La démocratie est capable d’accoucher d’aberrations incontrôlables.
Revenons à la Palestine. Prononcez ce nom. Bientôt, il sera interdit de l’écrire ou de le dire. On est en train de liquider le peuple palestinien et d’éteindre sa mémoire. Cela prendra du temps, mais la machine est en marche. Rappelez-vous les Indiens d’Amérique; ils avaient été pourchassés puis exterminés par les armées américaines du Sud et du Nord. On devrait tous crier «Palestine vivra!», ce cri datant des années soixante, après la débâcle de la guerre de six jours.
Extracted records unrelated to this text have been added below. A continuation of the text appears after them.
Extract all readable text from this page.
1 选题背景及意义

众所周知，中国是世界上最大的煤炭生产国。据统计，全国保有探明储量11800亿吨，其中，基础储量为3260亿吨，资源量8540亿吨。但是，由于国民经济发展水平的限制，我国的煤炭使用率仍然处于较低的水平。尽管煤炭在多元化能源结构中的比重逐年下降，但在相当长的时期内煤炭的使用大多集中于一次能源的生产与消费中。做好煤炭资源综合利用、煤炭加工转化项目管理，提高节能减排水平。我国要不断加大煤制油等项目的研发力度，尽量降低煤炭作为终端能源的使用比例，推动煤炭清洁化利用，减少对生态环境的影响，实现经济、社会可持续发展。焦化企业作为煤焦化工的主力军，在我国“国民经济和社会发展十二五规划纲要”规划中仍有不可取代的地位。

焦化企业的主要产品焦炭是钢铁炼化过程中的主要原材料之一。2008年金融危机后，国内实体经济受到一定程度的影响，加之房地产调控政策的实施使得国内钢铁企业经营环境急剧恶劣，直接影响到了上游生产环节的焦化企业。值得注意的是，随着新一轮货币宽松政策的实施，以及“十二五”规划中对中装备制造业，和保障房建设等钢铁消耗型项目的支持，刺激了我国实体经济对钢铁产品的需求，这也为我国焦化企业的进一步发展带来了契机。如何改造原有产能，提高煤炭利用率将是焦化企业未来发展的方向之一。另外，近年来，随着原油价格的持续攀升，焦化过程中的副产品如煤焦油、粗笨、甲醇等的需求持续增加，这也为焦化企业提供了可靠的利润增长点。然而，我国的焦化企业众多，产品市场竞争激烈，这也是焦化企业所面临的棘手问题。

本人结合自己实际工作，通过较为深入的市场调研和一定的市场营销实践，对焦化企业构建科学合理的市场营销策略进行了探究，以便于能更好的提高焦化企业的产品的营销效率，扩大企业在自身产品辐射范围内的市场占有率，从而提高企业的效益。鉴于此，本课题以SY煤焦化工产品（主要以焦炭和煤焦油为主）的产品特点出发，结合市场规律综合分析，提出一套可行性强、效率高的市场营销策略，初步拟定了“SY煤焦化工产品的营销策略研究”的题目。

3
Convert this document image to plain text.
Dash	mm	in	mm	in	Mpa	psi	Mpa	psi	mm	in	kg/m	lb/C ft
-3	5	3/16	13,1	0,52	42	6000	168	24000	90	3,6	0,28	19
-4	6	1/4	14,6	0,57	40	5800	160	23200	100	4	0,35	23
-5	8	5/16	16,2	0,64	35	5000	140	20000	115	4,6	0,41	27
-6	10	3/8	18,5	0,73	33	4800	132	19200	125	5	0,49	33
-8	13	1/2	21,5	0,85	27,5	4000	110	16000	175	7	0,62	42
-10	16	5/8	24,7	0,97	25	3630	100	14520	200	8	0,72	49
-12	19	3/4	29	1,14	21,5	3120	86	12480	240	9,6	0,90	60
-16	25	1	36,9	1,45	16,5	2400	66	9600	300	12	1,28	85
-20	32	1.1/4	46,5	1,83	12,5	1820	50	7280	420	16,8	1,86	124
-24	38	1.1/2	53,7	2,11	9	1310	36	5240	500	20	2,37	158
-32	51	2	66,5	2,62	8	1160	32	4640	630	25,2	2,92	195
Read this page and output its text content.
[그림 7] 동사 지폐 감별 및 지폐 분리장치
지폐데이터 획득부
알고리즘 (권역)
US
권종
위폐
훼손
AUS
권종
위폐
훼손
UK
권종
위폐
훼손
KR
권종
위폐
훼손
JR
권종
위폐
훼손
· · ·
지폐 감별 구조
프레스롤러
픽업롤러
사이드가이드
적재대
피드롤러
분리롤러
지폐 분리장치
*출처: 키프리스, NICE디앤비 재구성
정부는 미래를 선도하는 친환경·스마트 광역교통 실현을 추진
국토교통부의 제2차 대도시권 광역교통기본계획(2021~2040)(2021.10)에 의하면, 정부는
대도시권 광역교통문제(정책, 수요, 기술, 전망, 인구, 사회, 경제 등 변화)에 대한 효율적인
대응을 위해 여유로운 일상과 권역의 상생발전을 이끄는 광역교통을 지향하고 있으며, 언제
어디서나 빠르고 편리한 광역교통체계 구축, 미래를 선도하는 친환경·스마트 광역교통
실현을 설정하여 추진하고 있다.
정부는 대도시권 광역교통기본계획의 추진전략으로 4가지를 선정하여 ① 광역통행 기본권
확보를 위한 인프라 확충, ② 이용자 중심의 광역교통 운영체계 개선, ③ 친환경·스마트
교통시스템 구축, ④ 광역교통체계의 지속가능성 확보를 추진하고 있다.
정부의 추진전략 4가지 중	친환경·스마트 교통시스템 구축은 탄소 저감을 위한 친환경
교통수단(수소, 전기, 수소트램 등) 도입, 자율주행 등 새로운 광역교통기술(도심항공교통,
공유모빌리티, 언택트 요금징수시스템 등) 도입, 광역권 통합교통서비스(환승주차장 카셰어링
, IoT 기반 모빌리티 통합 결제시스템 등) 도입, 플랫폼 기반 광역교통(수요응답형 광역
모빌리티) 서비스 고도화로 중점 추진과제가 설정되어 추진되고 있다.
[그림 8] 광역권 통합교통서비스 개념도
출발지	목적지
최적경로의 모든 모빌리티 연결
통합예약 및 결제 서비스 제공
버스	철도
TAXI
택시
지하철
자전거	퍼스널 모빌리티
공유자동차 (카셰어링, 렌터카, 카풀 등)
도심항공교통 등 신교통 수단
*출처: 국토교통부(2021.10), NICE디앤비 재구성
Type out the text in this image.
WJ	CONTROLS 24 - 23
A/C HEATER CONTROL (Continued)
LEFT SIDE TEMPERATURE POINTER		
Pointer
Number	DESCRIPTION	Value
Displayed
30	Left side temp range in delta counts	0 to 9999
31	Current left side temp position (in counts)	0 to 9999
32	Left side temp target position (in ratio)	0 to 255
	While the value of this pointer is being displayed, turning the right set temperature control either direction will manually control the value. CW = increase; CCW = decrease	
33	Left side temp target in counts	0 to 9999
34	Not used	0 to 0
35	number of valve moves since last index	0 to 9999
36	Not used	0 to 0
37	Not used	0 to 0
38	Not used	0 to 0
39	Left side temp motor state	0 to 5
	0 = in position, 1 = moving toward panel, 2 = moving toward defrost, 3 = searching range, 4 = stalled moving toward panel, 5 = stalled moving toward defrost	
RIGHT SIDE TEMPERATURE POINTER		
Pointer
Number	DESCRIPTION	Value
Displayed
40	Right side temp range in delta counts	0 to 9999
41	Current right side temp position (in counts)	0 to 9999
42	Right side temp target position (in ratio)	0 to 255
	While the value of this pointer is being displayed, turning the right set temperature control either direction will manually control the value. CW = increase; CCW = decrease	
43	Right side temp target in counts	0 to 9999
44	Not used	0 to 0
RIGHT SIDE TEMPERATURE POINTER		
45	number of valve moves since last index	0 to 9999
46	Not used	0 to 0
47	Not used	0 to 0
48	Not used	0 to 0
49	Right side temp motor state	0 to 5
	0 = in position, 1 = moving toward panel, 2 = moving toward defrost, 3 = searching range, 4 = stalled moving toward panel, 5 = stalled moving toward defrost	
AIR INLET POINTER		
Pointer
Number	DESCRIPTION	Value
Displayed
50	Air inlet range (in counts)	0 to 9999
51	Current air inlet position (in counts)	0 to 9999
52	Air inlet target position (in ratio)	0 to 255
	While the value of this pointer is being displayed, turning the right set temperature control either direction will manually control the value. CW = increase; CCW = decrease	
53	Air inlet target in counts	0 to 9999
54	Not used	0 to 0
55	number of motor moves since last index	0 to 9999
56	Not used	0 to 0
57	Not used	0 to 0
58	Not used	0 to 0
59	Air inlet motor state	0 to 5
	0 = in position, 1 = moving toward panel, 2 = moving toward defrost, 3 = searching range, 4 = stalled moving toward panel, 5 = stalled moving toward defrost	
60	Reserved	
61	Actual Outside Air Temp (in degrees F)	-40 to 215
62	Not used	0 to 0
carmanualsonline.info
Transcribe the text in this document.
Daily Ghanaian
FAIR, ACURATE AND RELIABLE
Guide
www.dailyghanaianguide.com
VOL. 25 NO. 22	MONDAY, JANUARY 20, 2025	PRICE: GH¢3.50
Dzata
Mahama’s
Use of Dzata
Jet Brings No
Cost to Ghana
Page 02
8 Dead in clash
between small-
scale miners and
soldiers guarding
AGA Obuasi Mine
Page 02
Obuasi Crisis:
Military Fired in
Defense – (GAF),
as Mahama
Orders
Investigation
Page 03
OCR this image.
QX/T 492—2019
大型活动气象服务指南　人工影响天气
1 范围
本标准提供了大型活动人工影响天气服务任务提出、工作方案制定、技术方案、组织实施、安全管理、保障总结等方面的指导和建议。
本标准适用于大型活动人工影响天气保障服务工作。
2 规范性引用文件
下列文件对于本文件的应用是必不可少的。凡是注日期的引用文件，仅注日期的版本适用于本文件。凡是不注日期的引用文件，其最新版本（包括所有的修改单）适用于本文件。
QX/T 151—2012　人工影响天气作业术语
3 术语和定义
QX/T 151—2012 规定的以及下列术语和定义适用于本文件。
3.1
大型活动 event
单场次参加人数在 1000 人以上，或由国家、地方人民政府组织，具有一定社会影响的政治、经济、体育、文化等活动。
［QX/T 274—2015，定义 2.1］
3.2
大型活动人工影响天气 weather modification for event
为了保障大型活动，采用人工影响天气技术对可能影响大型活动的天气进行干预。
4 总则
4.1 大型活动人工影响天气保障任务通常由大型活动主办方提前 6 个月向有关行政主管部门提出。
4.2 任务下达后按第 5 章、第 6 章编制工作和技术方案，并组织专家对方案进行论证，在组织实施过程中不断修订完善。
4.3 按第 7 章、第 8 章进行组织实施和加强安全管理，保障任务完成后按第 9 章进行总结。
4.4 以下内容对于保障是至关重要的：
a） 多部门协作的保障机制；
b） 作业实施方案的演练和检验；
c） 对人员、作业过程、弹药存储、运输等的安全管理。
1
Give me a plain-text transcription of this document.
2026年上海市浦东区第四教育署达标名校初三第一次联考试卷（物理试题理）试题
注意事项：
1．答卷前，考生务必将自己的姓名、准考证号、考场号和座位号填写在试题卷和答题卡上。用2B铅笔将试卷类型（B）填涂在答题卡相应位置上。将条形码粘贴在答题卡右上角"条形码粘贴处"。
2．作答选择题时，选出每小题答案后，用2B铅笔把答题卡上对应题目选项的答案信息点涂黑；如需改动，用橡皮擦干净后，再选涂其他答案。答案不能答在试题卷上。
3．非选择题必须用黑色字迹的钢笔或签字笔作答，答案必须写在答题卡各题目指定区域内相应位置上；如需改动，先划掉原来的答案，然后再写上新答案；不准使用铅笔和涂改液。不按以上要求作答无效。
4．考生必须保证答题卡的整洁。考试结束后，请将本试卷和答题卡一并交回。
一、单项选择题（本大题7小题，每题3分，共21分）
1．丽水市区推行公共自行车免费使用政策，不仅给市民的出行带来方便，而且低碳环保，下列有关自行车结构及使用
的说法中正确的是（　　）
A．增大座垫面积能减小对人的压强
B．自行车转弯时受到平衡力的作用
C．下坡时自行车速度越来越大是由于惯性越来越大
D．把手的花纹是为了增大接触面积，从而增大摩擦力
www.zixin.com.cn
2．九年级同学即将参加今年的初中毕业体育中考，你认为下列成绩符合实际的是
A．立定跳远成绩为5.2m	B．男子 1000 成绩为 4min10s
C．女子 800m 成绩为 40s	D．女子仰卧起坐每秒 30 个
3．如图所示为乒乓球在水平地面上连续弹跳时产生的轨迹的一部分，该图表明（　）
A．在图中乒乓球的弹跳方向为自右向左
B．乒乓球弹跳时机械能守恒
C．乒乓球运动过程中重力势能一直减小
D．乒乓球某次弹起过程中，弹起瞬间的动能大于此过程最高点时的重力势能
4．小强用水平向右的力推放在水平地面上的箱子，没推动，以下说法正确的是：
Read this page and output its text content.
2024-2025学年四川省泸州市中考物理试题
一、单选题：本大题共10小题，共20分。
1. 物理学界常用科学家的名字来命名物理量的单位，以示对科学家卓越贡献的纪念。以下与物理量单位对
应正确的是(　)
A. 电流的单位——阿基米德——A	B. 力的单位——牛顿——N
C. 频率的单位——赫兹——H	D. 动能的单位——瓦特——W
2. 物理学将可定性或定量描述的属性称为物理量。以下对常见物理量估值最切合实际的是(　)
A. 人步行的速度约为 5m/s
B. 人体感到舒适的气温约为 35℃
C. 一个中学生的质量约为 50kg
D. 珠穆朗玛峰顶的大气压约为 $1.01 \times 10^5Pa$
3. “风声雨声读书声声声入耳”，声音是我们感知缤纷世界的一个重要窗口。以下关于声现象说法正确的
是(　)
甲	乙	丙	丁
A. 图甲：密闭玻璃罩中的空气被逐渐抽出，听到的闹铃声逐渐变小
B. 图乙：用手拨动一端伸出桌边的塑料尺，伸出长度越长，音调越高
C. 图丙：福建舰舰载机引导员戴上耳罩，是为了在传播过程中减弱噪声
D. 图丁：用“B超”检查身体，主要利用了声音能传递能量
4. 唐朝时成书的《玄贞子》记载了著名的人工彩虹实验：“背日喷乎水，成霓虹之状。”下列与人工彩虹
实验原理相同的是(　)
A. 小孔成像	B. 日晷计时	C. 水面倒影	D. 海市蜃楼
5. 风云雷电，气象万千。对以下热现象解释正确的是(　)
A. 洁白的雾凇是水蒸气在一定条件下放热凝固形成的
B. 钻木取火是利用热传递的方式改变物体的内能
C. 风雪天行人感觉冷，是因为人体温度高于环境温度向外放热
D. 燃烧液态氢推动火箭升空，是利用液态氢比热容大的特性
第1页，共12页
Elle vivra, puisqu’elle résiste depuis plus de soixante-quinze ans.
Ses morts, nombreux et indifférenciés, la porteront à la vie. Les Palestiniens ne seront pas les Indiens d’Amérique du 21ème siècle.
Pendant que les dirigeants du Hamas sont à Doha, protégés par le Qatar, la population démunie subit les bombardements de l’armée israélienne, qui ne connaît aucune limite. Certes, l’Amérique est derrière, refusant de voter un cessez-le-feu.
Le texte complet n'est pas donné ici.